Der Politiker wurde in die Justizvollzugsanstalt Neumünster gebracht. Schleswig-Holsteins Innenminister Hans-Joachim Grote (CDU) lobte die Polizei für den erfolgreichen Zugriff. Wie die „Kieler Nachrichten“aus Justizkreisen erfuhren, überlegt der Separatistenführer, jetzt einen Asylantrag in Deutschland zu stellen. Allerdings stünden die Chancen nicht gut: „Strafverfolgung hat Vorrang vor einem Asylverfahren“, so ein Sprecher.

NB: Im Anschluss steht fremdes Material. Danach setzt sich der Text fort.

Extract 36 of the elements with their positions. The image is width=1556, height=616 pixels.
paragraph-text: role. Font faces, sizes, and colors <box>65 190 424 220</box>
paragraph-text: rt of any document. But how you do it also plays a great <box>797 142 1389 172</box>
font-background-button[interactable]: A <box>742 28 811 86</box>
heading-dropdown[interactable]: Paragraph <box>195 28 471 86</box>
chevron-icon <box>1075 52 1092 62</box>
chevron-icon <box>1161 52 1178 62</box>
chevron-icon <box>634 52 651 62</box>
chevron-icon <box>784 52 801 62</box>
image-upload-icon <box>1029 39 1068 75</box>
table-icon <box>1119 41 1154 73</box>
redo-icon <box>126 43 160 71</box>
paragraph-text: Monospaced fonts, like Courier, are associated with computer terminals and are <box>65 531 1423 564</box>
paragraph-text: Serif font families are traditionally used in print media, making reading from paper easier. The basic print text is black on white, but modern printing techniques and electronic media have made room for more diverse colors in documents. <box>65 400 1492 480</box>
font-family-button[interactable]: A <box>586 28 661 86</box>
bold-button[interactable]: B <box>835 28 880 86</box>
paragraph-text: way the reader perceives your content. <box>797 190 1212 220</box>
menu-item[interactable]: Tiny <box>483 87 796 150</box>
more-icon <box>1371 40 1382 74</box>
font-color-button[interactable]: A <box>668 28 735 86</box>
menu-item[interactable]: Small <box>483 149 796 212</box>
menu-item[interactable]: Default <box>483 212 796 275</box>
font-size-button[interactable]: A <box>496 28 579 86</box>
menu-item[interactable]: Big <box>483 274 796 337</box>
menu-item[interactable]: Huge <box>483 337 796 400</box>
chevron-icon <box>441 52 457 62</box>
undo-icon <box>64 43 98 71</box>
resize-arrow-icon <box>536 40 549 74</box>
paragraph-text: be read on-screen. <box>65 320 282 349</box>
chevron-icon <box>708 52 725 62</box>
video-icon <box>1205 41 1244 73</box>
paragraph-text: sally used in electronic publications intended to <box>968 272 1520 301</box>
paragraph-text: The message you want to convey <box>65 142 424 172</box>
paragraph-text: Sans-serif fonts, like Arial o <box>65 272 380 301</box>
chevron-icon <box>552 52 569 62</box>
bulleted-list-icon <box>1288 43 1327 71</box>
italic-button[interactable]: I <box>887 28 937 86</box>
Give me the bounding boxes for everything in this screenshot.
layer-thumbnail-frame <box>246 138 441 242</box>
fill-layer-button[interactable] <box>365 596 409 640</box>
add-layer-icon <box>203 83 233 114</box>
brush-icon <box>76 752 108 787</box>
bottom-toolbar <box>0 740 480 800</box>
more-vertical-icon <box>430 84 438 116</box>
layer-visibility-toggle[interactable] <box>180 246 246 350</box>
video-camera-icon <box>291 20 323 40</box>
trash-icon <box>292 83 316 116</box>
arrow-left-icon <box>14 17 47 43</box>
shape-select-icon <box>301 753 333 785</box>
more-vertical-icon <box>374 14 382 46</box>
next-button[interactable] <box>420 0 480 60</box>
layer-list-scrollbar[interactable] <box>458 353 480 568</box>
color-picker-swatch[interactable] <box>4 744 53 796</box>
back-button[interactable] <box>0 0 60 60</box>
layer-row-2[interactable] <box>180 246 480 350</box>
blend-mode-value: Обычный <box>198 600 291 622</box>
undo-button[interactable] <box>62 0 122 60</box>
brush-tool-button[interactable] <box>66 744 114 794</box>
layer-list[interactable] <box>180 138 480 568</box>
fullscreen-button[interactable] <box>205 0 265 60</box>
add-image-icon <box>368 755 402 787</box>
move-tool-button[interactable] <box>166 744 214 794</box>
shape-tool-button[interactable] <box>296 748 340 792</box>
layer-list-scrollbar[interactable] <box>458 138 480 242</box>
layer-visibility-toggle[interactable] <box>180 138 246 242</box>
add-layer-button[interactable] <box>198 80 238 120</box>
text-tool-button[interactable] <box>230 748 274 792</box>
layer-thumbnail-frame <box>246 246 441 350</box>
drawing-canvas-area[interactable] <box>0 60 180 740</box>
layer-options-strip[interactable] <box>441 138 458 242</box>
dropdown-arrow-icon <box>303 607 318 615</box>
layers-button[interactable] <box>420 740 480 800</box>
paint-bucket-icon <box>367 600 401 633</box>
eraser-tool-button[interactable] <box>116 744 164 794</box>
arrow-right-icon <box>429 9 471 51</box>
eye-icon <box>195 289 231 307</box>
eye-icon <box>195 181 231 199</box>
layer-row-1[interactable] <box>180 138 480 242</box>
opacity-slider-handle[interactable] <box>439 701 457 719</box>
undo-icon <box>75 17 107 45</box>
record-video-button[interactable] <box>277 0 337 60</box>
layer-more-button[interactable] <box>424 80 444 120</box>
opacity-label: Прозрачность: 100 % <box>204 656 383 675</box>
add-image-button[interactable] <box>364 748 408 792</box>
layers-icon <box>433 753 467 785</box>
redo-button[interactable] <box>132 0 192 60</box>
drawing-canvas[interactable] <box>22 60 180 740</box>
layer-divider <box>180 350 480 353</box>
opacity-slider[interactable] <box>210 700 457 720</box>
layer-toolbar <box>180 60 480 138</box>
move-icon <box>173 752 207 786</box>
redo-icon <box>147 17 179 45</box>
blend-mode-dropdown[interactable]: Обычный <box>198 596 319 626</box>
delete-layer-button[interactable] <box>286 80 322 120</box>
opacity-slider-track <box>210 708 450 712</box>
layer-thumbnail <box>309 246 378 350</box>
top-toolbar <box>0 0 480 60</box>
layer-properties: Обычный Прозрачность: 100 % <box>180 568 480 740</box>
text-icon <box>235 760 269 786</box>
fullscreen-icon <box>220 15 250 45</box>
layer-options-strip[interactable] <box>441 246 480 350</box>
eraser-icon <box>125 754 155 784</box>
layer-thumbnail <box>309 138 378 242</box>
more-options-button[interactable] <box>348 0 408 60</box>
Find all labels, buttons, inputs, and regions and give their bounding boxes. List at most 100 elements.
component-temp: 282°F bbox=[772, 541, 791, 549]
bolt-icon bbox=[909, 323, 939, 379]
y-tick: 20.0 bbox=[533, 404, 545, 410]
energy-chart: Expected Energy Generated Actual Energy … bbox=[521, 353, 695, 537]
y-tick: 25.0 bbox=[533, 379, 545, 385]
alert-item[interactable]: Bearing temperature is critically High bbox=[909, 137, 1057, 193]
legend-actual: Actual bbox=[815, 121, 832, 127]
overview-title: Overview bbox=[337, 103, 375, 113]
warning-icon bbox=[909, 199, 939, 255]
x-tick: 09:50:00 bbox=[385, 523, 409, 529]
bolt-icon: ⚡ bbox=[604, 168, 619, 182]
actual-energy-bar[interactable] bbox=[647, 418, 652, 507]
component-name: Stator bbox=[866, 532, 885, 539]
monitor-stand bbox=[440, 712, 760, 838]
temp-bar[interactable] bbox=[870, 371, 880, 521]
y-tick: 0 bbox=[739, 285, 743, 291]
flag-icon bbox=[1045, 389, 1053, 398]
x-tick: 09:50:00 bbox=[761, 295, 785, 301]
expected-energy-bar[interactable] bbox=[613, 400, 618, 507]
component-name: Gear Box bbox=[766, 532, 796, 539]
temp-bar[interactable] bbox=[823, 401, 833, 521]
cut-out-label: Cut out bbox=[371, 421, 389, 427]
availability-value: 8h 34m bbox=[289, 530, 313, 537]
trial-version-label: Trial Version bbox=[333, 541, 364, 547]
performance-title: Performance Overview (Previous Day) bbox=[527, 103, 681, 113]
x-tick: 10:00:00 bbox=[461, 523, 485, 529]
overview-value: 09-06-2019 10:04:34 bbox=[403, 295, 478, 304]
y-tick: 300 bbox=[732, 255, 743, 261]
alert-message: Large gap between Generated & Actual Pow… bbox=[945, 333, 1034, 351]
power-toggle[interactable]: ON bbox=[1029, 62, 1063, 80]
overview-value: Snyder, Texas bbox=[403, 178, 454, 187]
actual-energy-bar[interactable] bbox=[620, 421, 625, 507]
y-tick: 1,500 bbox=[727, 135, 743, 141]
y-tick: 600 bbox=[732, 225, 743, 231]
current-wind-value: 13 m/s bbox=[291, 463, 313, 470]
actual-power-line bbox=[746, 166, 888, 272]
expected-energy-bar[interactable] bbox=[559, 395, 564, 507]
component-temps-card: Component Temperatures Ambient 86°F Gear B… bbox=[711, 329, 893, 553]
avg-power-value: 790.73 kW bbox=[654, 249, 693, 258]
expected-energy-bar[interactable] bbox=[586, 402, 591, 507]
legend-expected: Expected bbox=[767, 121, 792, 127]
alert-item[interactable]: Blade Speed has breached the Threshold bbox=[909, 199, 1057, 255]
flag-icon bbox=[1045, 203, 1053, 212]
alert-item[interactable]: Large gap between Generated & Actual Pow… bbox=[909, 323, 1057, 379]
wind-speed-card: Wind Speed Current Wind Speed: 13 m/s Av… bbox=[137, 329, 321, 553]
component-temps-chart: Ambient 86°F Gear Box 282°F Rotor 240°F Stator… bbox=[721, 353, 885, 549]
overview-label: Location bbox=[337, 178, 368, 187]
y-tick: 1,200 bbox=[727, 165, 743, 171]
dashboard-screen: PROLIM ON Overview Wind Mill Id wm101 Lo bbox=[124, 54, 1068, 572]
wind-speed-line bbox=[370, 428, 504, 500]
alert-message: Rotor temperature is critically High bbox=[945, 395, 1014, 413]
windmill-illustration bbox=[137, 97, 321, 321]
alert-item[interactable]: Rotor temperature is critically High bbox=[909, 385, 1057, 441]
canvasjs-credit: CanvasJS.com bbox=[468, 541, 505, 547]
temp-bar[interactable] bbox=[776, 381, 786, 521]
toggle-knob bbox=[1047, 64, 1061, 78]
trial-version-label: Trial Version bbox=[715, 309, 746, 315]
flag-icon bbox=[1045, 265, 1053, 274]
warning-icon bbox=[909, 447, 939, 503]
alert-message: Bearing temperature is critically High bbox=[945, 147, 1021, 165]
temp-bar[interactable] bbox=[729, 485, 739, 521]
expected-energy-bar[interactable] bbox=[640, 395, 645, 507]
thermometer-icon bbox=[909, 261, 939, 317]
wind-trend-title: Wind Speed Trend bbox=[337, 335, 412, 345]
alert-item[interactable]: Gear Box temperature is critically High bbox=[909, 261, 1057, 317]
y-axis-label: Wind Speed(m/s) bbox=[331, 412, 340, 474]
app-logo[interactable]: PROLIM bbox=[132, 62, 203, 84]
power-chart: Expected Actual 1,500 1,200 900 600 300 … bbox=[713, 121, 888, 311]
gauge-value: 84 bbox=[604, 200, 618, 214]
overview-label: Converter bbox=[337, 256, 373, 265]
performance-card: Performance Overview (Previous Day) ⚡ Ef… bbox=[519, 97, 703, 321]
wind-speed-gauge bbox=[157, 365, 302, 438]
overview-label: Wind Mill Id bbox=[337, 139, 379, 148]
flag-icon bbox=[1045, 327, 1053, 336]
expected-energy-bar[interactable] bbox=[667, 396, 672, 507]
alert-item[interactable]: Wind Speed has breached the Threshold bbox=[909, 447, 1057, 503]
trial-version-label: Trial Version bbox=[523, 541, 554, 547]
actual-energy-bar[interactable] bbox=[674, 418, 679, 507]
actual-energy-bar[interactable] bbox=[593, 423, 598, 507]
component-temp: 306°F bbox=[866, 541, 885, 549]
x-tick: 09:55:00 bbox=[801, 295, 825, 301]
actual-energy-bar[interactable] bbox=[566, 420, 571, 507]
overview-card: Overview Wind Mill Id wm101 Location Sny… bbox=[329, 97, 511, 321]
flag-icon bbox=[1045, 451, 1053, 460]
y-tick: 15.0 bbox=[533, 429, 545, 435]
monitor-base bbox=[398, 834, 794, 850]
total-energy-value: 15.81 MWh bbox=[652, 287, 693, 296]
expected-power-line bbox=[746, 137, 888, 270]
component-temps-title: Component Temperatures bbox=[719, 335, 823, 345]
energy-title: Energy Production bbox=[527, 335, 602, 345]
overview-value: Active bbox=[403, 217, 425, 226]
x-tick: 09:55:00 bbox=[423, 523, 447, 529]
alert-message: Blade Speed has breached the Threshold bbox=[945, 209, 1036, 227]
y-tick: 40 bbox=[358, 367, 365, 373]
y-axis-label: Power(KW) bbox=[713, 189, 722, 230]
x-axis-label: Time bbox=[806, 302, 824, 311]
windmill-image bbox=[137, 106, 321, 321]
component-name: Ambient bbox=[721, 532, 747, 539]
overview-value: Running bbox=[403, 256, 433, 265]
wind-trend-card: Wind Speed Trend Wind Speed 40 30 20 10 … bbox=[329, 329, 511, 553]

Puigdemont war im Oktober nach Belgien geflohen und blieb im Exil trotz Haftbefehl unbehelligt. Am Freitag hielt der Katalane eine Rede an der Uni Helsinki. Gleichzeitig reaktivierte Spanien den ausgesetzten Haftbefehl und beantragte in Finnland die Auslieferung. Doch Puigdemont konnte sich rechtzeitig absetzen.
Die Bundesregierung meldete sich erst einmal nicht zu Wort. Eine Auslieferung wegen Rebellion schließt der erfahrene Jurist und FDP-Vize Wolfgang Kubicki aus. Das sei in Deutschland kein Straftatbestand.